Industrial developers positioning themselves ready for upturn

Future requirements for industrial occupiers in the West Midlands are likely to be satisfied by design and build solutions as Grade A availability dwindles, according to a report commissioned by independent commercial property advisor GVA.

Published annually, GVA’s Industrial Intelligence report provides an overview of the industrial sheds market, with this year’s report forecasting an approaching shortage of good quality accommodation, as the Grade A supply chain dries up due to lack of speculative development.

David Willmer, Director, National Markets – Industrial, GVA, said: “Since the recession, existing speculatively developed space has accounted for a relatively high proportion of the total new space taken, reflecting the competitive deals available.  However as a result, we are starting to see a lack of supply in some areas, most notably for sizes above 150,000 sq ft.

“Whilst retail failures and consolidations are likely to release more second-hand space onto the market in 2012, the supply of good quality accommodation is likely to decline, leading potential occupiers to look towards design and build solutions.

“We are seeing a particular scarcity of supply for larger sheds, with only three suitable buildings of 500,000 sq ft or above available in the region.  A 334,000 sq ft unit that we are letting in Rugby, one of five that we are letting on behalf of Co-Op, has received some very strong interest.”

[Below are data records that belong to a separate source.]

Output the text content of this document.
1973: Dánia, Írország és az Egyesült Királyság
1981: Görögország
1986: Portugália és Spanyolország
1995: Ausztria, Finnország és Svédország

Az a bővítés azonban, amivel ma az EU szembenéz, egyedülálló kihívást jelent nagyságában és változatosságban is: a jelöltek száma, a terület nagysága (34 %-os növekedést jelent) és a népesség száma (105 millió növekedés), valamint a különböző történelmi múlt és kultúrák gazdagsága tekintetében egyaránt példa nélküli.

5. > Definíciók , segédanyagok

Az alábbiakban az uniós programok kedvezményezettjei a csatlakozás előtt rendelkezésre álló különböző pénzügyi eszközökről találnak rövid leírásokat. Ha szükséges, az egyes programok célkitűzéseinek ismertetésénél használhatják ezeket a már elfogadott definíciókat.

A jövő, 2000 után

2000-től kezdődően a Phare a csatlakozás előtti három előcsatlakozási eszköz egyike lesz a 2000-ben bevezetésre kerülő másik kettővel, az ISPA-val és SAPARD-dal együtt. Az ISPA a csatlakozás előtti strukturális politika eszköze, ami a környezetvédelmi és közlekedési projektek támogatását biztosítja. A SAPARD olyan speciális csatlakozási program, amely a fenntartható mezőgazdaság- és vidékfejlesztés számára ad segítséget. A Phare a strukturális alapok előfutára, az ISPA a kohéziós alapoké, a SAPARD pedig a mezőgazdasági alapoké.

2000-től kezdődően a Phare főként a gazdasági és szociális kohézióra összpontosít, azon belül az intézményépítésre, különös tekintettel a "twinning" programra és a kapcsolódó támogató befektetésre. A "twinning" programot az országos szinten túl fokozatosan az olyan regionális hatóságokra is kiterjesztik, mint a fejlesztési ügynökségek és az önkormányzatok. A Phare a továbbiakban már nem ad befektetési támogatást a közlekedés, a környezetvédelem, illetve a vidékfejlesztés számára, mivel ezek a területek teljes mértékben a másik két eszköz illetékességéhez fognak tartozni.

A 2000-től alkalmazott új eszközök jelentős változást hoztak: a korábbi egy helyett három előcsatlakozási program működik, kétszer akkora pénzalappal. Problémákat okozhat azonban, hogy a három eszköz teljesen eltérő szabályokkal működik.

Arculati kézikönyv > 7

The report has also indicated that developers are preparing for a market upturn, despite generally muted activity in 2011, while activity in the distribution occupier market remains focussed on retail, especially the food retailers, internet operators, discount retailers and the automotive sector.

Nick Collins, Senior Director and national head of Industrial agency at GVA, said: “Across a number of regions developers are bringing forward new infrastructure and strategic planning strategies and are securing strategic sites.  This positioning activity has been strongest in the South East, South West and Wales regions.”

This positioning for future development is occurring despite many areas of the UK having an increasing supply of secondary stock, although much of it is old and in some cases obsolete which is leading to trepidation from occupiers who are nervous about potential capital investment and dilapidations costs.

Revealing the geographic sector trends across the country, the report shows that the Midlands remains a centre for the automotive and aerospace industries, with the North East continuing to be dominated by manufacturing.  The energy sector is growing in South West and Wales, while the North West is dominated by high take-up from high street retail distribution.

The growing importance of the CSR agenda for commercial companies is also believed to be responsible for the emerging trend of major retailers looking to locate their distribution points close to rail connections in order to reduce their CO2 impact.